Le Conseil d’État autorise la DSP multiservice

Dans un arrêt du 21 septembre, le Conseil d’État ouvre la voie aux délégations de service public à objets multiples. Eric Mourot, juriste d'Espelia nous présente les bénéfices et les inconvénients de cette décision inattendue.

Pouvez-vous nous rappeler le contexte de la décision du Conseil d’Etat ?

La réglementation semblait préciser que la DSP était la délégation d’un seul service public et les acheteurs publics considéraient donc qu’il était impossible de lancer des DSP sur plusieurs services. Impossible jusqu’à l’arrêt du Conseil d’État (CE) du 21 septembre 2016, traitant d’une affaire entre la Communauté urbaine du Grand Dijon et l’entreprise Q-Park. Cette dernière contestait la validité d’une procédure de DSP qui englobait les transports urbains, le stationnement et la fourrière auto, donc trois services publics distincts au sens de la loi. Q-Park dont le métier est le stationnement était donc exclu de fait – sauf à constituer un groupement avec un opérateur de transport ce qu’il n’a pas pu faire – il a donc attaqué le contrat. De façon assez surprenante, le CE a considéré que rien n’imposait à une collectivité de conclure autant de conventions qu’il y a de services distincts – et donnait donc raison à la collectivité en validant le principe d’une DSP multi-objets .

 

Quelles limites fixe la juridiction ?

Le CE fixe deux limites aux DSP à objets multiples. Première limite, le périmètre du contrat retenu ne doit pas être manifestement excessif – mais le juge ne définit pas jusqu’où va l’excès. Dans le cas du grand Dijon, le périmètre retenu est déjà relativement important – et n’a pas posé de problème.
Seconde limite, il n’est pas possible de « réunir des services qui n’auraient manifestement aucun lien entre eux ». En l’espèce, les trois services dijonnais participent bien tous à la mobilité – mais le lien entre fourrière auto et transports publics est existant – mais assez ténu. C’est dire que ces limites sont assez friables.

 

Quels services pourraient être associés dans une même DSP ?
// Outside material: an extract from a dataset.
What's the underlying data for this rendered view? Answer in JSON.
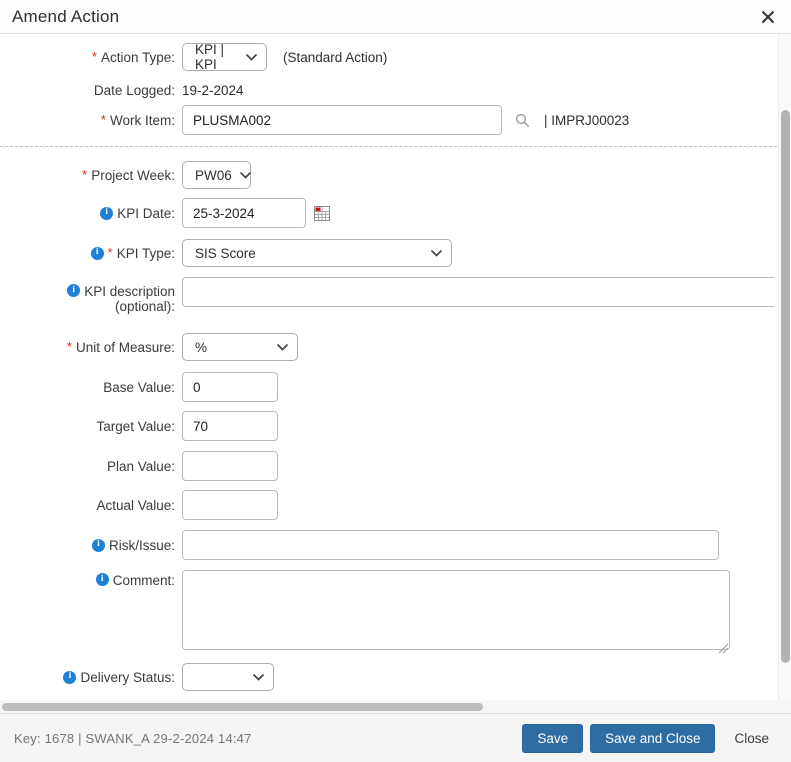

Très clairement sur les services environnementaux, s’il est possible de réunir transports, stationnement et fourrière auto, il semble tout à fait possible de réunir eau et assainissement, collecte des déchets et propreté urbaine, incinérateurs et réseau de chaleur… Cela ouvre la porte à des contrats très importants pour les délégataires et impose aux autorités délégantes de réfléchir sérieusement au périmètre des prestations de leur DSP – DSP qui ne seront plus obligatoirement limitées à l’exécution d’un seul service public.

 

Quels sont les avantages d’une DSP mutiservice ?
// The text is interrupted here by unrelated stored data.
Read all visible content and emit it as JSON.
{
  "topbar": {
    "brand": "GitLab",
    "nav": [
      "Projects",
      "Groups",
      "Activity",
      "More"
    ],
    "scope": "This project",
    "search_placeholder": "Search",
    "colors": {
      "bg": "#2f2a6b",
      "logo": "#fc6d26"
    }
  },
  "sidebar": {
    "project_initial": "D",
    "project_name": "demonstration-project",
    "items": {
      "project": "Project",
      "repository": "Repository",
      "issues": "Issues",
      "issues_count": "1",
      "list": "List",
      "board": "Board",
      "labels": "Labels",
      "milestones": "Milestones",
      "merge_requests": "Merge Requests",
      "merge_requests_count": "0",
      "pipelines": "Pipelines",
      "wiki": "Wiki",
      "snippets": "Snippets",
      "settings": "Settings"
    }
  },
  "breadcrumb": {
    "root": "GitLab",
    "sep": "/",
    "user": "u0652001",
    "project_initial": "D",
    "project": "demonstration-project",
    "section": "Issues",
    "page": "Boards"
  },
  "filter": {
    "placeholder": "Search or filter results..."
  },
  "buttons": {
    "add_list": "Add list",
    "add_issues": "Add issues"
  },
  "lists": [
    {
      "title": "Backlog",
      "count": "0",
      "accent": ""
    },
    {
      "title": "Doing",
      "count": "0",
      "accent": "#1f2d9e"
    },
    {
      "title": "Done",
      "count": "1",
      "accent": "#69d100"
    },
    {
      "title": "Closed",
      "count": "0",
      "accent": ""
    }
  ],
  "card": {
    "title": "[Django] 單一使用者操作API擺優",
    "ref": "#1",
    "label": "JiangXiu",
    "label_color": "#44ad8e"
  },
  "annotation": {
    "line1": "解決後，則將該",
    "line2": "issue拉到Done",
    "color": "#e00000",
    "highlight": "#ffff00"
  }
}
Jusque-là, certains services pouvaient mobiliser plusieurs services publics donc plusieurs contrats, alors que la logique technique aurait voulu qu’ils puissent éventuellement être gérés par un seul opérateur. Avec cette décision, les contrats pourront s’adapter à la logique technique et fonctionnelle des services publics. Le deuxième avantage est financier. En maîtrisant plus de prestations via une exploitation unifiée, la collectivité sera en droit d’attendre des économies d’échelles substantielles dans les propositions des candidats. Troisième avantage, l’efficience de l’action publique. La collectivité va pouvoir passer d’une gestion par contrat à une gestion globale des services, et ainsi mettre plus facilement en place ses politiques publiques.

 

Quels inconvénients voyez-vous à la DSP multiservice ?

Tout d’abord il y a un vrai sujet sur l’accessibilité de la commande publique. Dans certains cas, seul les gros opérateurs pourront répondre à des DSP multiservices. Certes, la collectivité a la faculté d’imposer la sous-traitance à des PME – mais pour une entreprise ce n’est pas la même chose d’être sous-traitant que titulaire d’un contrat. Le deuxième risque concerne la transparence financière de l’exécution des contrats. Il s’agira d’être très vigilant pour que le contrat global différencie bien les flux financiers de chaque service, ce qui ne sera pas toujours évident. Enfin, une DSP multiservice doit s’articuler avec les compétences de chaque collectivité. Ainsi, une DSP associant propreté et collecte des déchets, si elle est techniquement logique sera complexe juridiquement, car bien souvent c’est la commune qui a la compétence propreté et l’intercommunalité qui a celle sur la collecte des déchets.

 

Et du côté des délégataires, c’est tout bénéfice ?

Pour les gros opérateurs, c’est incontestablement une bonne nouvelle, car ils vont pouvoir structurer des offres globales faisant intervenir plusieurs de leurs expertises. Pour les PME et les opérateurs spécialisés dans un seul domaine, il faut commencer à réfléchir à des partenariats avec des opérateurs complémentaires – afin d’anticiper les futurs appels d’offres sur des DSP multiservices.